When Cleveland City Council passed the Lead Safe Cleveland ordinance in 2019—landmark legislation resulting from data showing the toxic heavy metal was poisoning the city’s youth at an alarming rate—a team of researchers from Case Western Reserve University was tasked with tracking and evaluating the initiative’s progress.
And now the public—tenants, landlords, advocates, politicians and the media—can monitor the progress, too, on a new interactive online dashboard.
The work is part of an association with the Lead Safe Cleveland Coalition, a first-of-its-kind, public-private partnership to help landlords and tenants access resources to make housing lead-safe throughout Cleveland. That work includes increased screening, early intervention to remediate lead risks, and making policy recommendations.
A key function of the Lead Safe Cleveland Coalition is education and engagement, said Robert L. Fischer, co-director of the Mandel School's Center on Urban Poverty and Community Development, the center leading the research. The new dashboard is an important part of that effort.
“The dashboard is now at a place where it becomes a major transparency mechanism for this vital community initiative,” he said. “It allows the public to see what the baseline conditions looked like and how the progress is going. We’re now fielding calls from other Rust Belt cities, like Milwaukee and Detroit, about how the data can be used in collaborative lead prevention work.”
Researchers populated the new dashboard with data from the U.S. Census Bureau as well as data provided through data-sharing agreements with the Ohio Department of Health, the City of Cleveland Department of Building and Housing, CHN Housing Partners and Environmental Health Watch.
According to the latest data, uploaded on the searchable website, nearly half of the children in the city’s eight zones have been tested for elevated blood levels of lead. Among tested children up to 6 years old, 1,025 had elevated blood lead levels in 2019. In addition, users can examine baseline conditions in the city’s rental housing. Researchers can monitor the implementation of the ordinance, tracked by certification, loans and grants and resource center call-volume metrics, among others. They will upload new data as it becomes available.

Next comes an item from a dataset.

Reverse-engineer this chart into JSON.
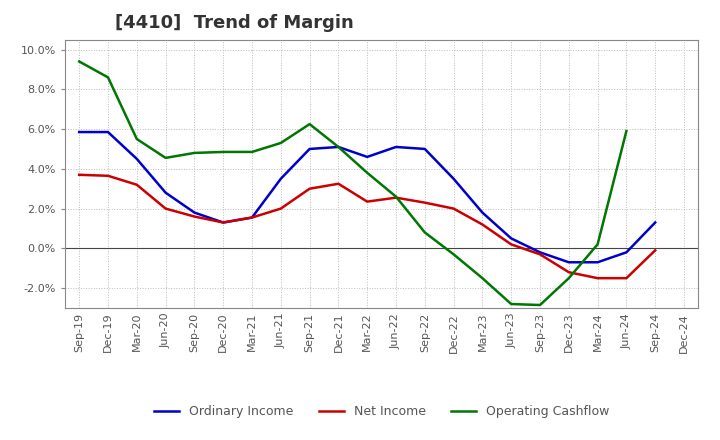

“Tracking these metrics not only furthers the coalition’s efforts to be transparent, but also can highlight improvements and course corrections they may need to make along the way,” said Meghan Salas Atwell, senior research associate and associate director of the Poverty Center.
Mike Valerino, a Lead Safe Coalition steering committee member and chief operating officer of the Akron Cleveland Association of Realtors, noted the importance of sharing information, such as certification deadlines, as well as the patterns and trends in Cleveland’s rental market.
“It’s imperative that property owners, who are doing what it takes to protect their tenants and improve their housing stock, be able to easily track the impact of the lead safe law,” he said. “We hope it is a useful tool for the community as well as a great example of the real partnership the Coalition has with property owners, tenants and the City of Cleveland.”
Ayonna Blue Donald, steering committee member and policy committee chair of the Lead Safe Coalition, said that building a rigorous evaluation process into the policy was a key objective.
“We prioritize being transparent on the progress, including challenges and impact of implementing the lead safe certification,” said Donald. She’s also vice president and Ohio market leader of Enterprise Community Partners, a national nonprofit dedicated to increasing the supply of affordable housing and advancing racial equity. “This dashboard represents the Coalition ‘walking the talk’ on its commitment to public accountability.”
This story appeared in The Daily on Jan. 12, 2022.